Organizations Are Unrealistic, Overconfident about Their Cybersecurity Skills

Cyberattacks are on the rise, with the most significant malicious activity so far detected in the finance, professional and information sectors, followed by manufacturing, according to Rapid7. Despite the increasing number of data breaches in critical sectors, there are discrepancies in how C-level executives perceive cybersecurity and the threat landscape, depending on their industry and home country.

While some fear an attack is imminent, others display overwhelmingly unrealistic confidence in their risk mitigation strategy, FICO research states. For example, 63 percent of executives predict an increase in security incidents and data breaches in coming months, but the most fearful are those in the financial services and retail and e-commerce. As many as 80 percent fear attack volumes will skyrocket, while only 39 percent of telcos share that belief. On average, some 64 percent of respondents predict a significant increase in cybersecurity budgets in the coming year.

As per FICO’s 2018 report, only 33 percent of respondents noticed an increase in the number of attacks this year, compared to 61 percent in the previous annual report, while 9 percent say they decreased. “This could be a reflection that the volume of attacks in the USA is starting to stabilize after a period of significant growth,” reads the report. “There were differences in the rate of attack by industry, which could indicate that cyber criminals are targeting attacks against certain types of organizations—perhaps those they perceive have the weakest defenses.”

Security budget increases are expected, especially in the power and utilities sector (71 percent). Even though they are two of the most targeted sectors, healthcare will most likely not raise its cybersecurity budget, while financial services warned of a possible decrease (5 percent).
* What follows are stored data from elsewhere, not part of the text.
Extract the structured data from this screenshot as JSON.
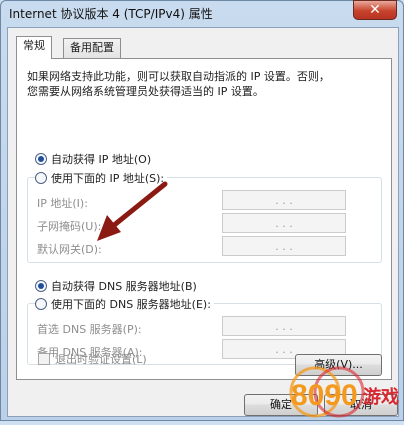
{
  "window": {
    "title": "Internet 协议版本 4 (TCP/IPv4) 属性",
    "close_glyph": "✕"
  },
  "tabs": [
    {
      "label": "常规",
      "active": true
    },
    {
      "label": "备用配置",
      "active": false
    }
  ],
  "description": {
    "line1": "如果网络支持此功能，则可以获取自动指派的 IP 设置。否则，",
    "line2": "您需要从网络系统管理员处获得适当的 IP 设置。"
  },
  "ip_section": {
    "auto_label": "自动获得 IP 地址(O)",
    "auto_selected": true,
    "manual_label": "使用下面的 IP 地址(S):",
    "fields": [
      {
        "label": "IP 地址(I):",
        "value": ". . ."
      },
      {
        "label": "子网掩码(U):",
        "value": ". . ."
      },
      {
        "label": "默认网关(D):",
        "value": ". . ."
      }
    ]
  },
  "dns_section": {
    "auto_label": "自动获得 DNS 服务器地址(B)",
    "auto_selected": true,
    "manual_label": "使用下面的 DNS 服务器地址(E):",
    "fields": [
      {
        "label": "首选 DNS 服务器(P):",
        "value": ". . ."
      },
      {
        "label": "备用 DNS 服务器(A):",
        "value": ". . ."
      }
    ]
  },
  "validate_on_exit": {
    "label": "退出时验证设置(L)",
    "checked": false
  },
  "buttons": {
    "advanced": "高级(V)...",
    "ok": "确定",
    "cancel": "取消"
  },
  "watermark": {
    "text": "8090 游戏",
    "colors": {
      "orange": "#f39a1e",
      "red": "#d8272f"
    }
  },
  "annotation_arrow": {
    "color": "#8b1a12"
  }
}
On a positive note, enterprises are more concerned about securing their infrastructure than in previous years. As many as 76 percent of businesses in the US have taken out cyber-risk insurance, but only 30 percent of organizations in the healthcare sector have shown interest in this type of insurance.

Insider threats are still a top concern for C-level executives (81 percent), the study found. Even though 85 percent trust their employees are cybersecurity savvy, enterprises apparently consider it a top priority and would still invest in further training and education workshops to ensure optimal infrastructure protection. More than half believe senior IT positions represent the highest insider risk in a security incident.

Many respondents displayed a measure of overconfidence when asked about their competitors’ cybersecurity strategies. “This overoptimism may be caused by a lack of objective and ongoing measurement of cybersecurity posture,” says the report. 68 percent consider their company “a top performer” – an opinion shared by 88 percent of Indian-based companies and 84 percent of businesses in Canada and the Nordics. In the long run, excessive optimism could jeopardize the chances of improving and deploying a complex cybersecurity strategy. Overconfident or not, one thing is certain: a number of companies had no clear risk assessment strategy, while 20 percent of financial services and retail and e-commerce have not even developed a risk assessment program.